Eu enquanto fumador
Comecei de
tenra, o meu avô materno era fumador, ele era o meu ídolo, adorava estar com
ele e quando fumava parecia que eu fumava também.
Era eu que
quando era preciso ia à venda (taberna) comprar o tabaco, marca superior, onça avermelhada
e quando eu conseguia os
tostões necessários, comprava um maço com doze cigarros listado de branco e
vermelho, marca provisórios, que escondia no buraco do forno do pão, entre a
metade do tijolo solta e o trapo que tinha lá sido colocado, embebido em água e
cinza, para não deixar sair o calor, enquanto cozia o pão, que ficava seco e
duro, formando uma espécie de rolha de pano.
O pior era o
cheiro após fumar, arranjava uma esfarrapada desculpa, mas fui expressamente
proibido de o fazer “ o fruto proibido era o mais apetecido”.
Quando aos
onze anos comecei a ter o meu ordenado, a mãe do ordenado que eu lhe entregava,
dava-me algum para pôr no mealheiro, só que nem todo ia para o mealheiro.
Aos catorze
anos comecei a trabalhar na vila, como aprendiz de serralheiro civil, passei a
dar à mãe uma parcela e ficar com o restante para os meus gastos, de manhã
fumava um ou dois cigarros e quando chegava a casa tudo estava normal, também
mudei de marca, passei a comprar Paris maço branco com efeitos vermelhos e
letras pretas, contendo 20 cigarros, com o preço de 3$10 escudos.
Mais tarde
por a profissão de serralheiro ser muito pesada, suja e não termos condições
para tomar banho após um dia de trabalho, apesar de gostar de fazer o que
fazia, arranjei outro trabalho.
Mudei para a
indústria de panificação, onde já tínhamos as condições aceitáveis, fui
aprender a padeiro, a trabalhar de noite, pouco tempo depois estava a fumar um maço
por noite/dia.
Quando nos
anos sessenta do século passado o tabaco foi onerado com o imposto de guerra
$50 centavos, passando cada maço a custar 3$60, três escudos e sessenta centavos.
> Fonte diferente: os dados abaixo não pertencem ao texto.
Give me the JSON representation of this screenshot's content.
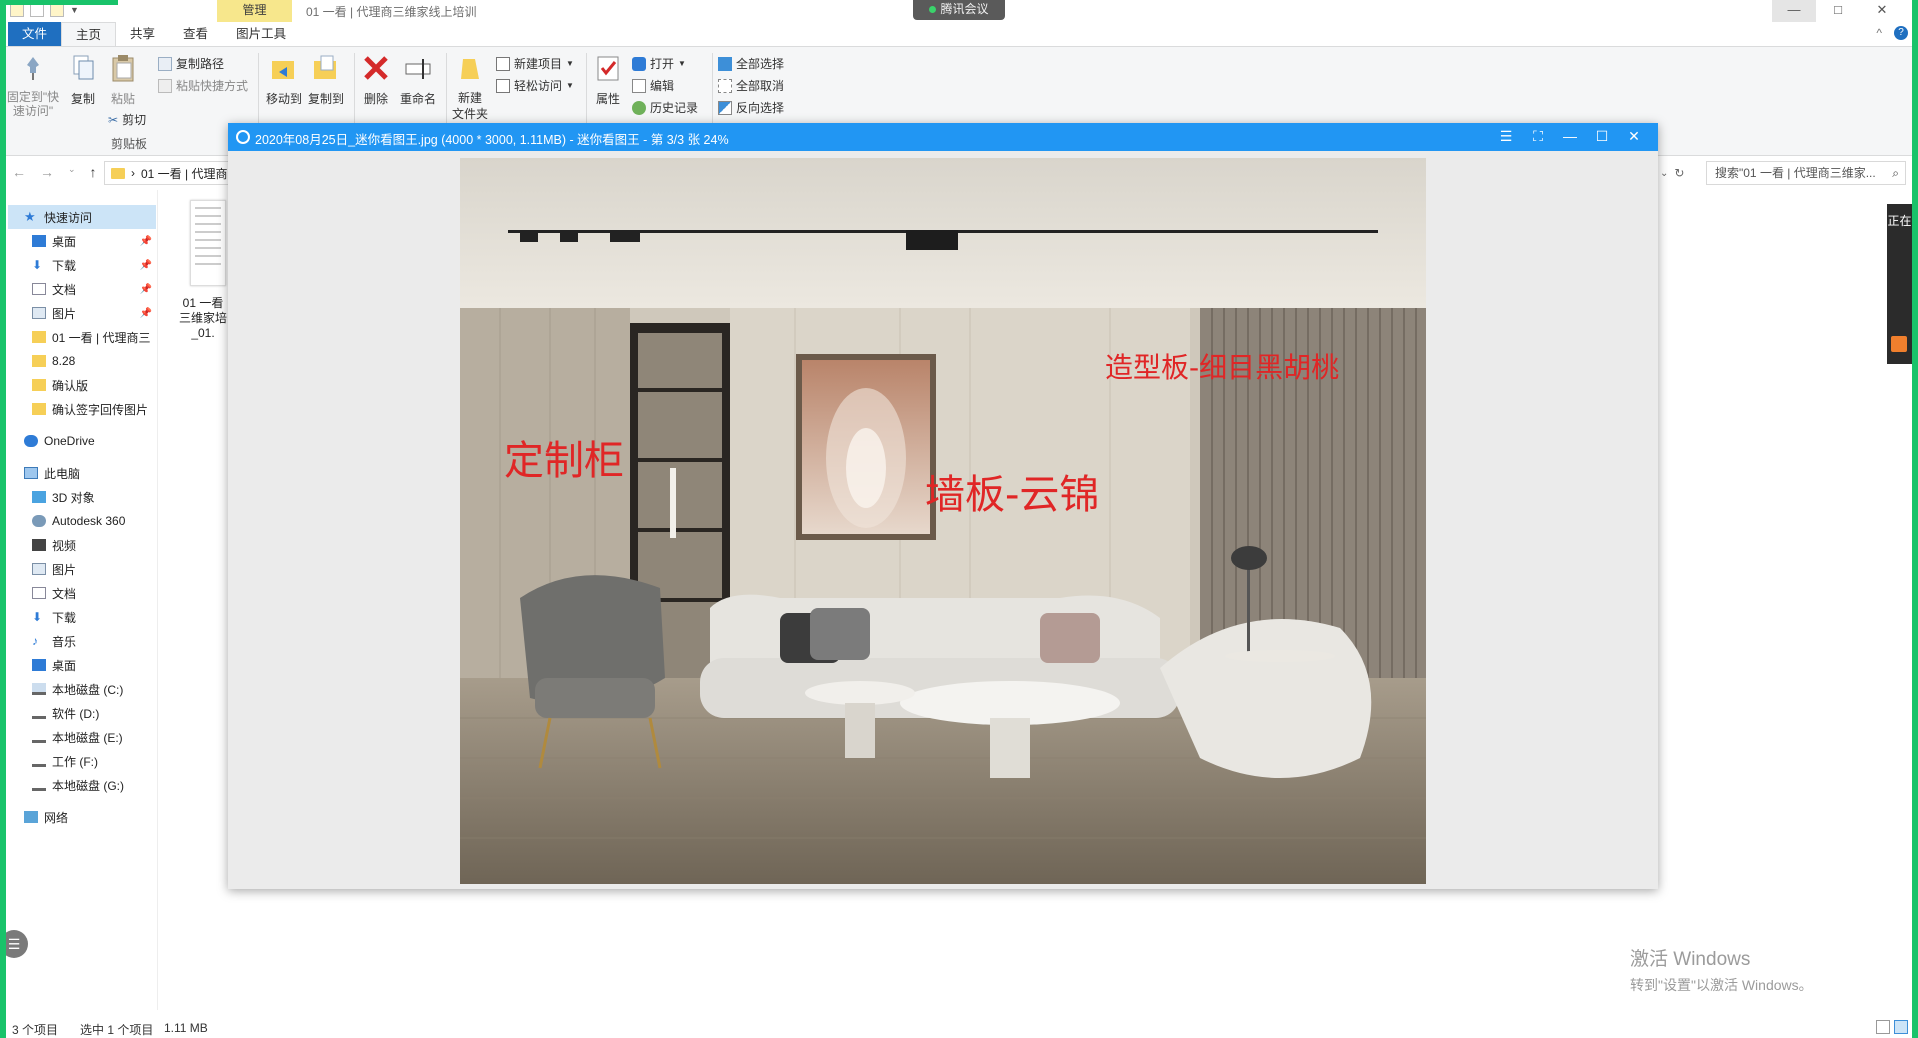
{
  "titlebar": {
    "manage_tab": "管理",
    "title": "01 一看 | 代理商三维家线上培训",
    "tencent_meeting": "腾讯会议",
    "min": "—",
    "max": "□",
    "close": "✕"
  },
  "ribbon_tabs": {
    "file": "文件",
    "home": "主页",
    "share": "共享",
    "view": "查看",
    "picture_tools": "图片工具"
  },
  "ribbon": {
    "pin_quick_access": "固定到\"快速访问\"",
    "copy": "复制",
    "paste": "粘贴",
    "copy_path": "复制路径",
    "paste_shortcut": "粘贴快捷方式",
    "cut": "剪切",
    "clipboard_group": "剪贴板",
    "move_to": "移动到",
    "copy_to": "复制到",
    "delete": "删除",
    "rename": "重命名",
    "new_folder": "新建\n文件夹",
    "new_item": "新建项目",
    "easy_access": "轻松访问",
    "properties": "属性",
    "open": "打开",
    "edit": "编辑",
    "history": "历史记录",
    "select_all": "全部选择",
    "select_none": "全部取消",
    "invert_selection": "反向选择"
  },
  "address": {
    "path_segment": "01 一看 | 代理商",
    "search_placeholder": "搜索\"01 一看 | 代理商三维家...",
    "refresh": "↻"
  },
  "nav": {
    "quick_access": "快速访问",
    "desktop_pinned": "桌面",
    "downloads_pinned": "下载",
    "documents_pinned": "文档",
    "pictures_pinned": "图片",
    "folder_01": "01 一看 | 代理商三",
    "folder_828": "8.28",
    "folder_confirm": "确认版",
    "folder_sign": "确认签字回传图片",
    "onedrive": "OneDrive",
    "this_pc": "此电脑",
    "objects_3d": "3D 对象",
    "autodesk": "Autodesk 360",
    "videos": "视频",
    "pictures": "图片",
    "documents": "文档",
    "downloads": "下载",
    "music": "音乐",
    "desktop": "桌面",
    "drive_c": "本地磁盘 (C:)",
    "drive_d": "软件 (D:)",
    "drive_e": "本地磁盘 (E:)",
    "drive_f": "工作 (F:)",
    "drive_g": "本地磁盘 (G:)",
    "network": "网络"
  },
  "file_item": {
    "label": "01 一看 三维家培 _01."
  },
  "statusbar": {
    "item_count": "3 个项目",
    "selected": "选中 1 个项目",
    "size": "1.11 MB"
  },
  "viewer": {
    "title": "2020年08月25日_迷你看图王.jpg (4000 * 3000, 1.11MB) - 迷你看图王 - 第 3/3 张 24%",
    "menu": "☰",
    "fullscreen": "⛶",
    "minimize": "—",
    "maximize": "☐",
    "close": "✕",
    "annotation_cabinet": "定制柜",
    "annotation_wall": "墙板-云锦",
    "annotation_panel": "造型板-细目黑胡桃"
  },
  "watermark": {
    "line1": "激活 Windows",
    "line2": "转到\"设置\"以激活 Windows。"
  },
  "right_tab": {
    "label": "正在"
  },
  "colors": {
    "accent_blue": "#2196f3",
    "file_tab_blue": "#1f6fc0",
    "manage_yellow": "#f7e78c",
    "annotation_red": "#e02626",
    "share_green": "#19c36a"
  }
}
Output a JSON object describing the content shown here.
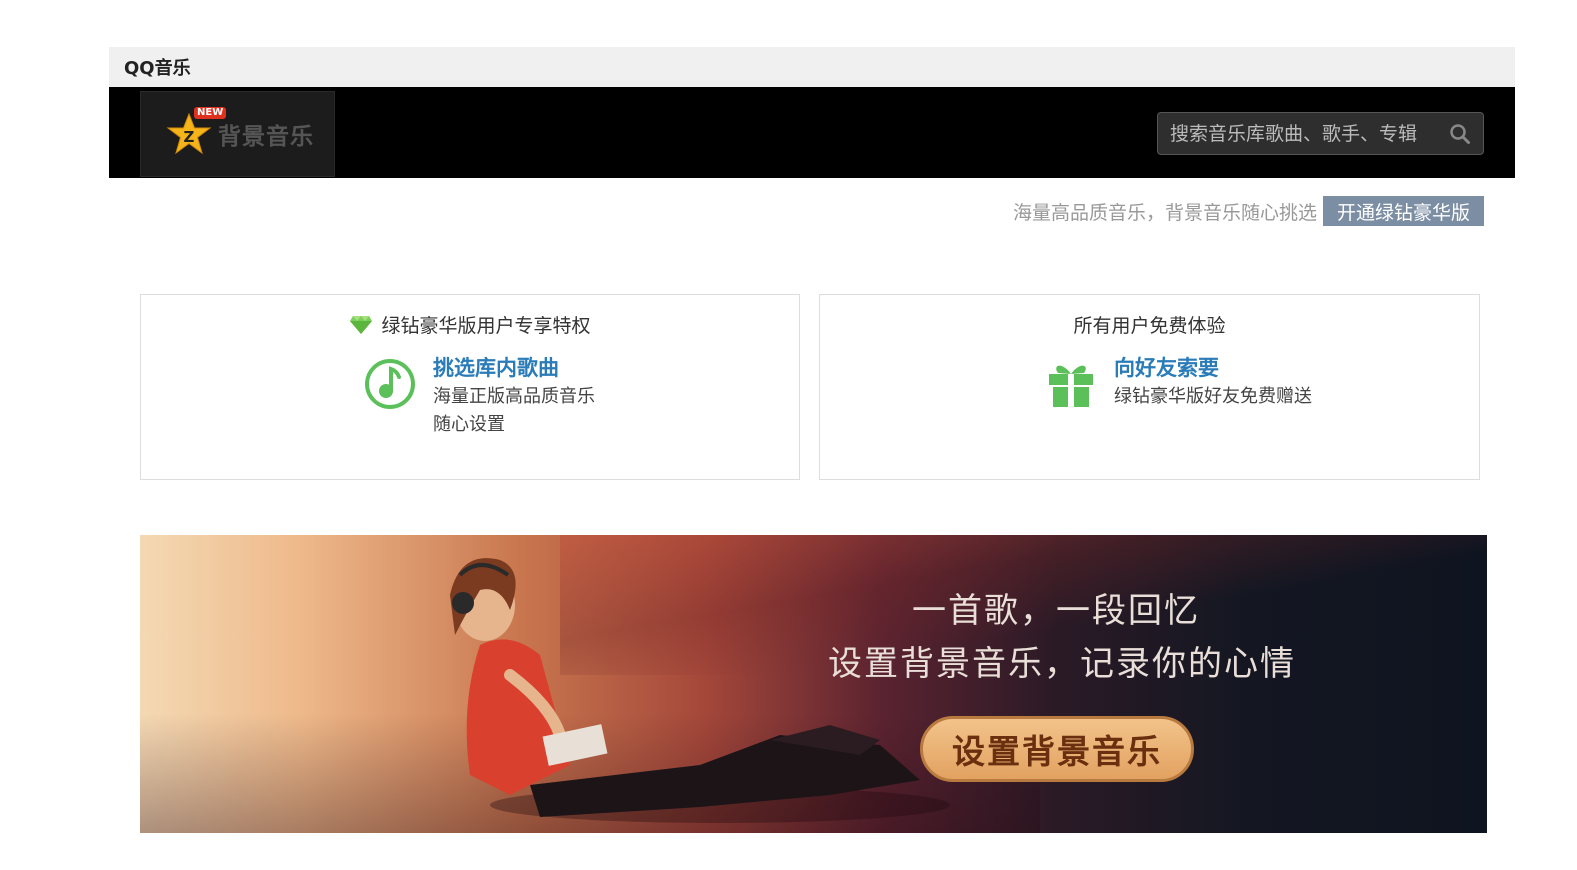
{
  "window": {
    "title": "QQ音乐"
  },
  "header": {
    "logo_badge": "NEW",
    "logo_text": "背景音乐",
    "search_placeholder": "搜索音乐库歌曲、歌手、专辑"
  },
  "promo": {
    "text": "海量高品质音乐，背景音乐随心挑选",
    "button": "开通绿钻豪华版"
  },
  "cards": {
    "left": {
      "title": "绿钻豪华版用户专享特权",
      "heading": "挑选库内歌曲",
      "desc_line1": "海量正版高品质音乐",
      "desc_line2": "随心设置"
    },
    "right": {
      "title": "所有用户免费体验",
      "heading": "向好友索要",
      "desc_line1": "绿钻豪华版好友免费赠送"
    }
  },
  "banner": {
    "line1": "一首歌，一段回忆",
    "line2": "设置背景音乐，记录你的心情",
    "button": "设置背景音乐"
  },
  "colors": {
    "accent_blue": "#2a7cb8",
    "green": "#5cc05a",
    "promo_button": "#7c8ea3"
  }
}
Quando à noite antes de ir para o trabalho,
passei pelo café para falar um pouco com a rapaziada e comprar o tabaco para a
noite, apareceu a conversa do aumento do tabaco, eu como resposta disse:
enquanto houver tabaco a este preço compro, quando aumentar deixo de fumar. O dono
do café perspicaz e amigo, alguns dias depois, quando eu lá entrei e pedi o
tabaco, volta-se para mim e diz-me: não tenho tabaco para ti, então eu perguntei
porquê? Uma noite destas, mais ou menos onde está hoje, disseste que quando não
houvesse tabaco a 3$10 deixavas de fumar, como eu já não tenho tabaco a esse
preço, não tenho tabaco para ti, então dê-me uns rebuçados e uma garrafinha com
bagaço do bom, foi o que ele fez, paguei e como estava na hora, fui-me embora,
no quarto mudei de roupa, guarde a bicicleta.
Quando cheguei
ao trabalho que era ao dobrar da esquina e como era habitual o José …., estava
a fumar, ele fumava definitivos, cumprimentei-o e perguntei-lhe na brincadeira
ainda fumas? E tu já não fumas desde quando? Desde à bocado, quando se me
acabou o tabaco ao preço antigo, ele atirou o cigarro e o maço que tinha na mão
para dentro do forno que estava a arder, estendeu-me a mão e disse o primeiro
que voltar a fumar paga uma grade de cervejas, assim selamos o acordo, sem
tabaco como vais passar a noite? Para mim trouxe rebuçados e aguardente,ele saiu
a correr e ainda no café próximo arranjou a dose.
Foi terrível
essa madrugada a as seguintes, sobretudo a partir das 4h30/5h00, mas valeu a
pena, tudo acabou em bem, ainda hoje nenhum de nós pagou a grade de cervejas. Pouco
tempo depois eu vim para Lisboa e não mais o vi, ele era mais velho e emigrou
para frança, soube mais tarde que faleceu.
Reconheço que
eu teria pago a grade de cervejas, pois quando estava a trabalhar no Montijo,
apareceu no Tribunal um individuo a vender cachimbos, todos ou quase todos
compramos um cacimbo, recomecei a fumar mas cachimbo, não deu para viciar,
comprava onças de tabaco gama, bom mas caro, poucos dias depois só já eu tinha
tabaco, todos queriam fumar à borla, passei a andar com duas onças uma com gama
para mim e outra onde pusera tabaco de onça corrente, mesmo assim não deixavam
de me pedir tabaco. Peguei no cachimbo, atirei-o para cima de um guarda-roupa alto
que tinha no quarto e acabou-se novamente o tabaco, só de lá o tirei quando
vazei o quarto e regressei a Lisboa.